With that in mind, we start introducing “costs” that help inform MetaFlux what direction we want our replacements to go. For example…

…if we were engineering a new pathway into E. coli and wanted to add as few new genes as possible, we could assign a high cost (expressed as an actual number) to the act of “adding a new reaction.”

…if we wanted to make sure that any new reactions didn’t undercut growth, we could assign a high value to growth, effectively making it costly to move away from robust growth.

…if we wanted to avoid predicting “plant” reactions for bacteria, we could assign a high cost to adding reactions that are not known to occur in our type of organism. This will mean that MetaFlux will only add these evolutionarily distant reactions if they are critical to making the model work.
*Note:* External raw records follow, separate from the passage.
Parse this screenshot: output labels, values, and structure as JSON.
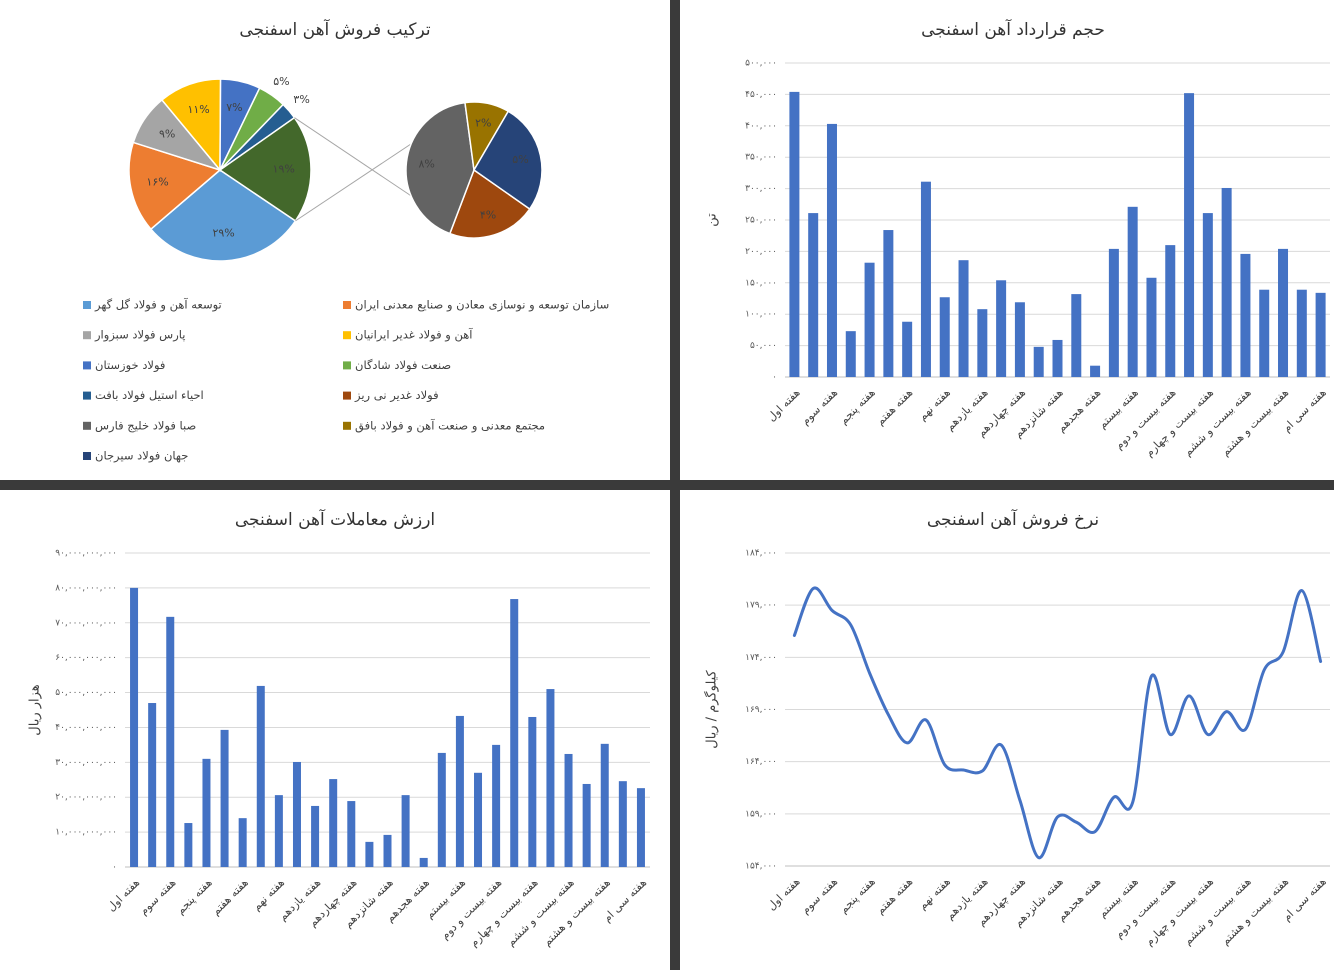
{
  "chart_data": [
    {
      "type": "pie-of-pie",
      "title": "ترکیب فروش آهن اسفنجی",
      "categories": [
        "توسعه آهن و فولاد گل گهر",
        "سازمان توسعه و نوسازی معادن و صنایع معدنی ایران",
        "پارس فولاد سبزوار",
        "آهن و فولاد غدیر ایرانیان",
        "فولاد خوزستان",
        "صنعت فولاد شادگان",
        "احیاء استیل فولاد بافت",
        "فولاد غدیر نی ریز",
        "صبا فولاد خلیج فارس",
        "مجتمع معدنی و صنعت آهن و فولاد بافق",
        "جهان فولاد سیرجان"
      ],
      "values": [
        29,
        16,
        9,
        11,
        7,
        5,
        3,
        4,
        8,
        2,
        5
      ],
      "value_labels": [
        "۲۹%",
        "۱۶%",
        "۹%",
        "۱۱%",
        "۷%",
        "۵%",
        "۳%",
        "۴%",
        "۸%",
        "۲%",
        "۵%"
      ],
      "colors": [
        "#5b9bd5",
        "#ed7d31",
        "#a5a5a5",
        "#ffc000",
        "#4472c4",
        "#70ad47",
        "#255e91",
        "#9e480e",
        "#636363",
        "#997300",
        "#264478"
      ],
      "pie": [
        "main",
        "main",
        "main",
        "main",
        "main",
        "main",
        "main",
        "secondary",
        "secondary",
        "secondary",
        "secondary"
      ],
      "other": {
        "value": 19,
        "value_label": "۱۹%",
        "color": "#43682b"
      }
    },
    {
      "type": "bar",
      "title": "حجم قرارداد آهن اسفنجی",
      "y_label": "تن",
      "color": "#4472c4",
      "grid": true,
      "categories": [
        "هفته اول",
        null,
        "هفته سوم",
        null,
        "هفته پنجم",
        null,
        "هفته هفتم",
        null,
        "هفته نهم",
        null,
        "هفته یازدهم",
        null,
        "هفته چهاردهم",
        null,
        "هفته شانزدهم",
        null,
        "هفته هجدهم",
        null,
        "هفته بیستم",
        null,
        "هفته بیست و دوم",
        null,
        "هفته بیست و چهارم",
        null,
        "هفته بیست و ششم",
        null,
        "هفته بیست و هشتم",
        null,
        "هفته سی ام"
      ],
      "values": [
        454000,
        261000,
        403000,
        73000,
        182000,
        234000,
        88000,
        311000,
        127000,
        186000,
        108000,
        154000,
        119000,
        48000,
        59000,
        132000,
        18000,
        204000,
        271000,
        158000,
        210000,
        452000,
        261000,
        301000,
        196000,
        139000,
        204000,
        139000,
        134000
      ],
      "ylim": [
        0,
        500000
      ],
      "yticks": [
        {
          "value": 0,
          "label": "۰"
        },
        {
          "value": 50000,
          "label": "۵۰,۰۰۰"
        },
        {
          "value": 100000,
          "label": "۱۰۰,۰۰۰"
        },
        {
          "value": 150000,
          "label": "۱۵۰,۰۰۰"
        },
        {
          "value": 200000,
          "label": "۲۰۰,۰۰۰"
        },
        {
          "value": 250000,
          "label": "۲۵۰,۰۰۰"
        },
        {
          "value": 300000,
          "label": "۳۰۰,۰۰۰"
        },
        {
          "value": 350000,
          "label": "۳۵۰,۰۰۰"
        },
        {
          "value": 400000,
          "label": "۴۰۰,۰۰۰"
        },
        {
          "value": 450000,
          "label": "۴۵۰,۰۰۰"
        },
        {
          "value": 500000,
          "label": "۵۰۰,۰۰۰"
        }
      ]
    },
    {
      "type": "bar",
      "title": "ارزش معاملات آهن اسفنجی",
      "y_label": "هزار ریال",
      "color": "#4472c4",
      "grid": true,
      "categories": [
        "هفته اول",
        null,
        "هفته سوم",
        null,
        "هفته پنجم",
        null,
        "هفته هفتم",
        null,
        "هفته نهم",
        null,
        "هفته یازدهم",
        null,
        "هفته چهاردهم",
        null,
        "هفته شانزدهم",
        null,
        "هفته هجدهم",
        null,
        "هفته بیستم",
        null,
        "هفته بیست و دوم",
        null,
        "هفته بیست و چهارم",
        null,
        "هفته بیست و ششم",
        null,
        "هفته بیست و هشتم",
        null,
        "هفته سی ام"
      ],
      "values": [
        80000000000,
        47000000000,
        71700000000,
        12600000000,
        31000000000,
        39300000000,
        14000000000,
        51900000000,
        20600000000,
        30100000000,
        17500000000,
        25200000000,
        18900000000,
        7200000000,
        9200000000,
        20600000000,
        2600000000,
        32700000000,
        43300000000,
        27000000000,
        35000000000,
        76800000000,
        43000000000,
        51000000000,
        32400000000,
        23800000000,
        35300000000,
        24600000000,
        22600000000
      ],
      "ylim": [
        0,
        90000000000
      ],
      "yticks": [
        {
          "value": 0,
          "label": "۰"
        },
        {
          "value": 10000000000,
          "label": "۱۰,۰۰۰,۰۰۰,۰۰۰"
        },
        {
          "value": 20000000000,
          "label": "۲۰,۰۰۰,۰۰۰,۰۰۰"
        },
        {
          "value": 30000000000,
          "label": "۳۰,۰۰۰,۰۰۰,۰۰۰"
        },
        {
          "value": 40000000000,
          "label": "۴۰,۰۰۰,۰۰۰,۰۰۰"
        },
        {
          "value": 50000000000,
          "label": "۵۰,۰۰۰,۰۰۰,۰۰۰"
        },
        {
          "value": 60000000000,
          "label": "۶۰,۰۰۰,۰۰۰,۰۰۰"
        },
        {
          "value": 70000000000,
          "label": "۷۰,۰۰۰,۰۰۰,۰۰۰"
        },
        {
          "value": 80000000000,
          "label": "۸۰,۰۰۰,۰۰۰,۰۰۰"
        },
        {
          "value": 90000000000,
          "label": "۹۰,۰۰۰,۰۰۰,۰۰۰"
        }
      ]
    },
    {
      "type": "line",
      "title": "نرخ فروش آهن اسفنجی",
      "y_label": "کیلوگرم / ریال",
      "color": "#4472c4",
      "grid": true,
      "categories": [
        "هفته اول",
        null,
        "هفته سوم",
        null,
        "هفته پنجم",
        null,
        "هفته هفتم",
        null,
        "هفته نهم",
        null,
        "هفته یازدهم",
        null,
        "هفته چهاردهم",
        null,
        "هفته شانزدهم",
        null,
        "هفته هجدهم",
        null,
        "هفته بیستم",
        null,
        "هفته بیست و دوم",
        null,
        "هفته بیست و چهارم",
        null,
        "هفته بیست و ششم",
        null,
        "هفته بیست و هشتم",
        null,
        "هفته سی ام"
      ],
      "values": [
        176100,
        180600,
        178500,
        177100,
        172500,
        168500,
        165800,
        168000,
        163700,
        163200,
        163100,
        165600,
        160300,
        154800,
        158700,
        158200,
        157300,
        160600,
        160100,
        172200,
        166600,
        170300,
        166600,
        168800,
        167100,
        172800,
        174500,
        180400,
        173600
      ],
      "ylim": [
        154000,
        184000
      ],
      "yticks": [
        {
          "value": 154000,
          "label": "۱۵۴,۰۰۰"
        },
        {
          "value": 159000,
          "label": "۱۵۹,۰۰۰"
        },
        {
          "value": 164000,
          "label": "۱۶۴,۰۰۰"
        },
        {
          "value": 169000,
          "label": "۱۶۹,۰۰۰"
        },
        {
          "value": 174000,
          "label": "۱۷۴,۰۰۰"
        },
        {
          "value": 179000,
          "label": "۱۷۹,۰۰۰"
        },
        {
          "value": 184000,
          "label": "۱۸۴,۰۰۰"
        }
      ]
    }
  ]
}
MetaFlux takes all of these costs – that we’ve defined based on our goals – and uses them in calculating a working metabolic network that can yield a flux balance model.

MetaFlux is also set up to give you a “next best” answer when it simply can’t find a working metabolic network using all the rules you’ve given it. In those cases, it effectively tells you, “Well, you can’t have what you want, but what if you could make all but one of the products you wanted?”

The eventual goal – genome, model, go!

The end goal of all of this is to have a system where you can plug in an annotated genome, ask Pathway Tools to build a model organism database from it, and then ask MetaFlux to make a working flux balance model from that, so that you can now make predictions and model situations without months and months of scrolling through big spreadsheets of reactions looking for the missing and broken parts.

Right now, the chain from genome through to working model is not ready to go right out of the box, but it’s a pretty sweet set of tools if you have someone with a decent bit of technical savvy.